Mrs. Milne and her husband, John, a private equity fund manager, gave $1 million to support the ballet company’s new production of Tchaikovsky’s “Sleeping Beauty,” which will have its world premiere on June 1. Excerpts of that production and others from the company’s season were danced at the gala.
It was clear the Memorial Day rule was made to be broken: In a crowd of 1200 guests, more than two-dozen women wore white or champagne, among them actress Lynda Carter, best known for her role as television’s “Wonder Woman,” and Upper East Side boutique owner Nina Griscom.
One of the lovely things about this fashion moment was that it seemed like serendipity: there was no directive on the invitation to wear white, and the co-chairwomen of the event — Susan Fales-Hill, Sloan Lindemann Barnett, and Tory Burch — did not wear white.

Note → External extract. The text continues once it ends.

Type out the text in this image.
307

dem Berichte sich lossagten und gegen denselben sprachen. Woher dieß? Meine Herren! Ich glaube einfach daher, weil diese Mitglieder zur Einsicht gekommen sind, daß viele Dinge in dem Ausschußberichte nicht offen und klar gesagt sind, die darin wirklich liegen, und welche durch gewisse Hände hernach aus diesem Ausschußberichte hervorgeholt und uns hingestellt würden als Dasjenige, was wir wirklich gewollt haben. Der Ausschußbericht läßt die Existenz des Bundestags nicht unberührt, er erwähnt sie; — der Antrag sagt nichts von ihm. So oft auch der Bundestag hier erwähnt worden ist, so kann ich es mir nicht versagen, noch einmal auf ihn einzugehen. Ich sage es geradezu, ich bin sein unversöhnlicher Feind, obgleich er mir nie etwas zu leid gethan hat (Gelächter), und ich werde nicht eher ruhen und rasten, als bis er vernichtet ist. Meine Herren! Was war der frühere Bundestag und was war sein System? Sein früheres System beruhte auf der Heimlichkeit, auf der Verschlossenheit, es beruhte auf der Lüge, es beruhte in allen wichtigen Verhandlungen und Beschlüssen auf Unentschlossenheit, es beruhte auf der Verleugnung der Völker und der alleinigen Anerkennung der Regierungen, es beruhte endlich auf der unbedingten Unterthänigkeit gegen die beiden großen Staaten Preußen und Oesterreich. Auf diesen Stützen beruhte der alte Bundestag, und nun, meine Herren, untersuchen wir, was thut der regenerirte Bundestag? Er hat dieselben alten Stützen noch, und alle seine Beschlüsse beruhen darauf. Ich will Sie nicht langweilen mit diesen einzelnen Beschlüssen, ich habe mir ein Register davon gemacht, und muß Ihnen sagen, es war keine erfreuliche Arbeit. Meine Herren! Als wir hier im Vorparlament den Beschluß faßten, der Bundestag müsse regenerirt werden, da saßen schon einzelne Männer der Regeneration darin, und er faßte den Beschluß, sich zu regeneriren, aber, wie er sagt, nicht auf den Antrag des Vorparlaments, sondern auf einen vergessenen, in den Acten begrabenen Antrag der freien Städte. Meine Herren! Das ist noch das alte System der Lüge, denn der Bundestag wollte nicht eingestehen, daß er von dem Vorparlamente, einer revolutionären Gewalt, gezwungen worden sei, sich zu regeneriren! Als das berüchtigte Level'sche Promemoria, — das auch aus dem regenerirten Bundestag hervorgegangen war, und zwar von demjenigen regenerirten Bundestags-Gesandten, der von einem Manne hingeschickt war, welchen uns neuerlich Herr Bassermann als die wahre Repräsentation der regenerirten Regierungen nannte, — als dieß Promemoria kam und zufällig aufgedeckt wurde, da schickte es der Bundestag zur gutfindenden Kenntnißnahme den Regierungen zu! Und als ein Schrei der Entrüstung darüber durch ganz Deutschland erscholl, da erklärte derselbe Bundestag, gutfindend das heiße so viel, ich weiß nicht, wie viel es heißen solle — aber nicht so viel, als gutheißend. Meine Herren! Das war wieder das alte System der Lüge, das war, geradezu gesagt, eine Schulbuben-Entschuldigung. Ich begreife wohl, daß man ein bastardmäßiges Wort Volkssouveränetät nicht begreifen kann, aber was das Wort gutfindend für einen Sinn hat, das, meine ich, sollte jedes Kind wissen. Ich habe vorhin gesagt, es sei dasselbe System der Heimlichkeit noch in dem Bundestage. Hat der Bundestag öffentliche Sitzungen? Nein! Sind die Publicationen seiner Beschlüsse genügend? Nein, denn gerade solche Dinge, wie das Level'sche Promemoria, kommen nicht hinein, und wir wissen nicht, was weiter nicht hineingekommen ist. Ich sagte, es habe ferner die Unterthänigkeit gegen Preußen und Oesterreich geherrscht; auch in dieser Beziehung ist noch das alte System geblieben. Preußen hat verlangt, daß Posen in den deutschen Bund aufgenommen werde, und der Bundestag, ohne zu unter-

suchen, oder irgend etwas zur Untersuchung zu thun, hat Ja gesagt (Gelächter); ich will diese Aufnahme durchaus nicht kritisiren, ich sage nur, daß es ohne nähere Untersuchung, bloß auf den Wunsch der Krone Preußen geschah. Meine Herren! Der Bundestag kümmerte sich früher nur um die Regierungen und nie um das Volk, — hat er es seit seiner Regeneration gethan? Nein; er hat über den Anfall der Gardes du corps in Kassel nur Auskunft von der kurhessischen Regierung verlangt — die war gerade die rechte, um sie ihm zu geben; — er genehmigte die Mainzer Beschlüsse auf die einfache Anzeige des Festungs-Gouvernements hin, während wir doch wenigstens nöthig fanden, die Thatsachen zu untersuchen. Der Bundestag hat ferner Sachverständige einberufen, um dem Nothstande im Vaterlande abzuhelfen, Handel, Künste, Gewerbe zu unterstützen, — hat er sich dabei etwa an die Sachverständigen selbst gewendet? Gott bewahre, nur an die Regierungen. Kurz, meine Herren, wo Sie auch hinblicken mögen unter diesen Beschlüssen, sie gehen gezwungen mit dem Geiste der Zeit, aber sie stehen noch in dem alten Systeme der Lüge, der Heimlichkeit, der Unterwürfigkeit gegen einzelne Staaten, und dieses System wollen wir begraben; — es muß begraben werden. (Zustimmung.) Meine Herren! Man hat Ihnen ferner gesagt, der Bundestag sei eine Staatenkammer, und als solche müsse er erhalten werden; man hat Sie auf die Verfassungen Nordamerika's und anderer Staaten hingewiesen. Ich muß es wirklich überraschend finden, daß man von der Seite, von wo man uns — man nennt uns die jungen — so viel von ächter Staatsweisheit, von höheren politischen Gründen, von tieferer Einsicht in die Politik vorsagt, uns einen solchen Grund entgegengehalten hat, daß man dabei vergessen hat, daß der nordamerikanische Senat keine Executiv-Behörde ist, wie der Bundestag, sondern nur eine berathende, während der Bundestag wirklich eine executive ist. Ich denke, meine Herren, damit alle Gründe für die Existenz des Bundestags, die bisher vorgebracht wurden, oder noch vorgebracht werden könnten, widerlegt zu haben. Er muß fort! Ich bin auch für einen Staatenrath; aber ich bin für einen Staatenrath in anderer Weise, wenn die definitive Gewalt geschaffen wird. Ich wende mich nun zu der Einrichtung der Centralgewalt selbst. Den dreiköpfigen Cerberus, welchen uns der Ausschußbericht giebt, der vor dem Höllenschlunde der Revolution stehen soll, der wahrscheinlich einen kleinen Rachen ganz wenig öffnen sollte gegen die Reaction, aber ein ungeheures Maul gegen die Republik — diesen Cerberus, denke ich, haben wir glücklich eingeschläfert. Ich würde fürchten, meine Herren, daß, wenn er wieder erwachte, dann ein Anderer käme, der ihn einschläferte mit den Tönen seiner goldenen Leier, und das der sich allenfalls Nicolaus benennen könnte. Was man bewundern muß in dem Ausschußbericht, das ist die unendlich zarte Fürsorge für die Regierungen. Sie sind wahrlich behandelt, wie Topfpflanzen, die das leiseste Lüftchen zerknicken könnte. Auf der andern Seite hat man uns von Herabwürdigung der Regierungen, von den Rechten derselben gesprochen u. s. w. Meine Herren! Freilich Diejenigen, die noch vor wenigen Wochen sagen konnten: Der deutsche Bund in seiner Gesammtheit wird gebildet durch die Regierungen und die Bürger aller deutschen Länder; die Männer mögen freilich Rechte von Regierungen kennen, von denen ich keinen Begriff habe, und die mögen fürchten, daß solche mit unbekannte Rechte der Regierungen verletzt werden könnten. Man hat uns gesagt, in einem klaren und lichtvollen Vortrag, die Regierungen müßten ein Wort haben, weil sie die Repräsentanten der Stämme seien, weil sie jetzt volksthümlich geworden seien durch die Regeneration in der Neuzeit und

Ms. Fales-Hill, in fact, seemed most concerned with the color of money.
“We raised $4.6 million tonight,” she said. Yet she wasn’t satisfied. “Someone at my table reminded me that the Robin Hood Foundation raised $73 million in one night. Well, I have a cup. It says, ‘Brother, can you spare $10 million?”
Ms. Fales-Hill’s remarks reminded all that this wasn’t just a party, but an occasion for charity. She cited the aphorism, “You make a living by what you get, you make a life from what you give.”
Her words may not have been out of place at a wedding, but, thankfully, none of the women wearing white looked like wannabe brides. Young women wore their dresses short to avoid any confusion.
“‘Swan Lake’ is one of my favorite ballets, and I’m very inspired by costumes, so maybe subconsciously that’s why I wore white,” an interior design student at Parsons, Danielle Mastrangelo, said. This summer, she added, she will work for American Ballet Theatre dancer Ethan Stiefel’s program in Martha’s Vineyard.
By then, no one will question the propriety of an alabaster-hued frock.